Если следовать логике биогенетического универсализма, то, чем ближе к первобытной культуре, чем ближе человек к природе, тем более тяжелые формы должен был бы принимать подростковый кризис. Этнография и история говорят об обратном. Начиная с 20—30-х гг. XX в. все больше внимания уделяется социальной детерминации поведения подростков. Оказалось, что в традиционных культурах, где система отношений задавалась устойчивыми традициями, подростковый период протекал достаточно гармонично в социальном плане. Социальные нормы были еще едины для детей и взрослых, детство, как мы уже говорили, не воспринималось как качественно особый период развития личности, понятие о которой тоже было иным, и переход от детства ко взрослости продолжал непрерывную линию развития, не сопровождаясь грубыми кризисами и конфликтами. Да и сегодня жалобы на трудное поведение подростков чаще всего исходят из эмоционально неблагополучных семей: чем более семья сплочена, чем более едины требования ко всем ее членам, чем больше ребенок в течение всей своей жизни чувствует себя признаваемым и полезным членом семьи, тем менее конфликтно протекает пубертатный период.
Ситуация усугубляется закономерностью, подчеркнутой в свое время И. И. Мечниковым: по мере прогрессирующего развития цивилизации увеличивается разрыв между временем наступления физической и социальной зрелости. Л. С. Выготский также видел источник подросткового кризиса в несовпадении темпов общеорганического, полового и социального созревания.
С одной стороны, чем более развита цивилизация, тем больше времени требуется на подготовку ко взрослой жизни. С другой, физическая и половая зрелость достигается теперь раньше. В начале 80-х гг. А. Е. Личко отметил, что физическая и половая зрелость опережают социальную на 5—7 лет. И чем больше это опережение, тем более вероятно конфликтное протекание подросткового периода. А так как современные общества практически утратили обряды инициации, присущие традиционным культурам, вчерашние дети входят в мир взрослых сегодня поодиночке и незаметно, а решавшиеся обществом во время инициаций психологические задачи оказываются теперь в изрядной части переложенными на плечи подростков.

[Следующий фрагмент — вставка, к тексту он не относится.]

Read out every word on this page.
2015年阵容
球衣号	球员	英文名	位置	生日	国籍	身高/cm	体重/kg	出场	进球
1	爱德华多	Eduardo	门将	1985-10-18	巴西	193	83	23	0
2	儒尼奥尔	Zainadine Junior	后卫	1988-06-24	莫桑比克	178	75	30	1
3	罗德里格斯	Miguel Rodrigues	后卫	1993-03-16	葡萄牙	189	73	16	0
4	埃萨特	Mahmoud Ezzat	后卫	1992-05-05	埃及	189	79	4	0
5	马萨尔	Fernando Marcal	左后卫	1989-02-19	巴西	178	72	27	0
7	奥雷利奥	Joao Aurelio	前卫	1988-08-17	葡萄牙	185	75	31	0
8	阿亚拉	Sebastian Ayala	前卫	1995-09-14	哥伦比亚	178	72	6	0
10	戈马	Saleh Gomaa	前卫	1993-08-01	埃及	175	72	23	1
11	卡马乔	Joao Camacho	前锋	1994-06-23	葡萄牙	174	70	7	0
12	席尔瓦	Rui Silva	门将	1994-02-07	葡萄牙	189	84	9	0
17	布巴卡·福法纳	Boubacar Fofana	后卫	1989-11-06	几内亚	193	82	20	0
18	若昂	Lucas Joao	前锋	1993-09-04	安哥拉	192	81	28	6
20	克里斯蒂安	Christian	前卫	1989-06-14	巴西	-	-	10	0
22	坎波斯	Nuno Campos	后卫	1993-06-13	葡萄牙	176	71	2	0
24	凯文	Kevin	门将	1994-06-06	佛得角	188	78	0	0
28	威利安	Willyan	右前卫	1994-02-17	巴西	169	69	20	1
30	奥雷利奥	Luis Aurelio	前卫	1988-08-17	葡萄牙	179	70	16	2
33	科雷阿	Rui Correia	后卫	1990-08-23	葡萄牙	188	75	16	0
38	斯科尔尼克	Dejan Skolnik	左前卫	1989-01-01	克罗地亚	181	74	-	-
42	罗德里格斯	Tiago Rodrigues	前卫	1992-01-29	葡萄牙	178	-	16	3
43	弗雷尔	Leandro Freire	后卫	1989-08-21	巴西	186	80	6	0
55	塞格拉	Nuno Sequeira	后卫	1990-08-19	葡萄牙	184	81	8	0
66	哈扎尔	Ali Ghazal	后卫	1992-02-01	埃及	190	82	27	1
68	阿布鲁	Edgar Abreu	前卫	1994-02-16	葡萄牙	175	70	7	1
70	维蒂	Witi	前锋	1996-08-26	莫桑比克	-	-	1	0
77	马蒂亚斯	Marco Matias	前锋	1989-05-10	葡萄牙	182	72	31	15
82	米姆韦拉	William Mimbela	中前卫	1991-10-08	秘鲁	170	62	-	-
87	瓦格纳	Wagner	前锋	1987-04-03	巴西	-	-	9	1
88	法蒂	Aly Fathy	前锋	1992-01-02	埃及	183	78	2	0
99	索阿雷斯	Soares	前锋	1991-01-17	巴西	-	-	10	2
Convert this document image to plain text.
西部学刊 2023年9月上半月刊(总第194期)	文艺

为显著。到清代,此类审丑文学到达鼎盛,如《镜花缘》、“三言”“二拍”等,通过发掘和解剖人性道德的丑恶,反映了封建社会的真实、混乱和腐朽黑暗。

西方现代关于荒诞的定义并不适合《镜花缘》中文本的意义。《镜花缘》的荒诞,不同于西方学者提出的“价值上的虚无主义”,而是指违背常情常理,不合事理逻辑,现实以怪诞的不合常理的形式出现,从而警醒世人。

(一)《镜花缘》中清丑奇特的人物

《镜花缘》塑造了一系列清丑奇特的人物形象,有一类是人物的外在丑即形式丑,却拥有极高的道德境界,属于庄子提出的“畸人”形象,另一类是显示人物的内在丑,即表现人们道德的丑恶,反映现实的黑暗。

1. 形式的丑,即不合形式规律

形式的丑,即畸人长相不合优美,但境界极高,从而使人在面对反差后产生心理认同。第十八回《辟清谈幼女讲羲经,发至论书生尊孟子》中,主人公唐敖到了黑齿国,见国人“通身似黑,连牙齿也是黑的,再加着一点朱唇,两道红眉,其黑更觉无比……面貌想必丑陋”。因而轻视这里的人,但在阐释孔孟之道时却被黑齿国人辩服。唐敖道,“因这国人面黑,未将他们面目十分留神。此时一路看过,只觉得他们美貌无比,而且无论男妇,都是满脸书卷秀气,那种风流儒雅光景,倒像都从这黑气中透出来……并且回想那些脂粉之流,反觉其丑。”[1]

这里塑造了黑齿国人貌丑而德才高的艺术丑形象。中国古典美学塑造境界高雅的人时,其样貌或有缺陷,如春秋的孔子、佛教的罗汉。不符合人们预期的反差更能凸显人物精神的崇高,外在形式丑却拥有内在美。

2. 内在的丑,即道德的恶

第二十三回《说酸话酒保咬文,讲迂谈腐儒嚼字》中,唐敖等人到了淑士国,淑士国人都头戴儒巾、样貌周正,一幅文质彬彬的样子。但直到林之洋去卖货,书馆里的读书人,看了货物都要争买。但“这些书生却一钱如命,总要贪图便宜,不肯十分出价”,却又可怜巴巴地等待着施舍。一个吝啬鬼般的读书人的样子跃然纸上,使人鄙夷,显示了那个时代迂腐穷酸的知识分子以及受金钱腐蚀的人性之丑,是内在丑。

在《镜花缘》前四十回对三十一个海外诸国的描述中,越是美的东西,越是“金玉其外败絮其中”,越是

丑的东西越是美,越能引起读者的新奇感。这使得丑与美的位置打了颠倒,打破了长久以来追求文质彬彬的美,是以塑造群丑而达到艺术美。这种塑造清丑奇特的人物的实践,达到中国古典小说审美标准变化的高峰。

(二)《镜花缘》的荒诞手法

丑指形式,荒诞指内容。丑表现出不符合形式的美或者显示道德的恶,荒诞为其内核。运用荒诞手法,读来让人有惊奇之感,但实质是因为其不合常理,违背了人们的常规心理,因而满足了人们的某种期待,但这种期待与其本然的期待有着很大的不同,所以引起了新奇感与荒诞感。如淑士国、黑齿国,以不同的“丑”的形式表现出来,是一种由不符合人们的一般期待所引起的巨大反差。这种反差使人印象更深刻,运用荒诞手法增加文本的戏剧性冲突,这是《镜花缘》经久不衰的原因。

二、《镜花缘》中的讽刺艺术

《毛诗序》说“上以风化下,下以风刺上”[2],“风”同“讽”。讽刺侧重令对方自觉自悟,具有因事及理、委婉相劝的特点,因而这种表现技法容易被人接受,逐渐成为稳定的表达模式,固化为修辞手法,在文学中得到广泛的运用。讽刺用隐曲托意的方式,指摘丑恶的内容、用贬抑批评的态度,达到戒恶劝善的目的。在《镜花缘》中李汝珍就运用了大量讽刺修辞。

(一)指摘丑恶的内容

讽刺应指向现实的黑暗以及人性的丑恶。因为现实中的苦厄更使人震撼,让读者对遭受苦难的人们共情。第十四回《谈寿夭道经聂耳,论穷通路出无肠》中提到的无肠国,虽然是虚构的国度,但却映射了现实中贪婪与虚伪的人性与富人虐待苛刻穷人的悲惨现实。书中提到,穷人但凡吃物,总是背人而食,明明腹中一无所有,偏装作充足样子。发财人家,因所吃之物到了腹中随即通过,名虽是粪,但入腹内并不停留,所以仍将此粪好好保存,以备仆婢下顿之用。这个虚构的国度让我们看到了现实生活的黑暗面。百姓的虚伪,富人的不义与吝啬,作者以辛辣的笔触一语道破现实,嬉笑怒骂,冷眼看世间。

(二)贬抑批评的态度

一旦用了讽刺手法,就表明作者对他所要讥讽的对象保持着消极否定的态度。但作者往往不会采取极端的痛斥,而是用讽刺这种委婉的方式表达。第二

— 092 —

Факты и соображения такого рода привели к другой крайности — сведе?нию всей психической жизни исключительно к социальным факторам. Вместо психической жизни, подростковой психики стали говорить о психологических трудностях, видя их источник в социально-психологических закономерностях и особенностях социализации. Такой подход, отмечает А. Е. Личко, продуктивен для психотерапии, добавим: и для психологической коррекции, психопедагогики, оптимизации педагогического общения. Однако более широкий подход связан не с противопоставлением биологического и социального, а с их соотнесением. Перед каждым воспитателем, даже не склонным к философствованию, рано или поздно встает вопрос: почему одни и те же социальные условия так по-разному влияют на разных детей и подростков? Мы говорили уже, что они влияют так, как ребенок их переживает. Но можно ли разницу переживаний объяснить только социально-психологическими причинами и условиями? Не сбрасывая их со счета, приходится обращаться и к более общей закономерности: чем более уязвима психика, тем больше вероятности, что неблагоприятные средовые факторы реализуются в трудностях поведения. Это отнюдь не значит, что педагог и воспитатель, сталкиваясь с уязвимостью психики, должны опустить или «умыть» руки. Психологическая помощь в таких случаях нужна даже в большей мере и требует большей профессиональной подготовки. Но она не должна входить в конфронтацию с психическими возможностями подростка.
Сегодня, когда говорят о подростковой психике, уже не ограничиваются указаниями на повышенную чувствительность, возбудимость, неуравновешенность, раздражительность и т. д. В. С. Дерябин — ученик И. П. Павлова — в своей книге «О психологии, психопатологии и физиологии эмоций», писавшейся им в 20—40-х гг. и увидевшей свет в 1974 г., указывал и на повышение независимости со стремлением освободиться от влияния авторитетов, и на высокое влияние ближайшего окружения («психика себе подобных»). В последние десятилетия у нас в стране эти вопросы являются предметом разработок школы А. Е. Личко — основателя отечественной подростковой психиатрии. В рамках этих разработок описан ряд специфических для подросткового возраста поведенческих реакций.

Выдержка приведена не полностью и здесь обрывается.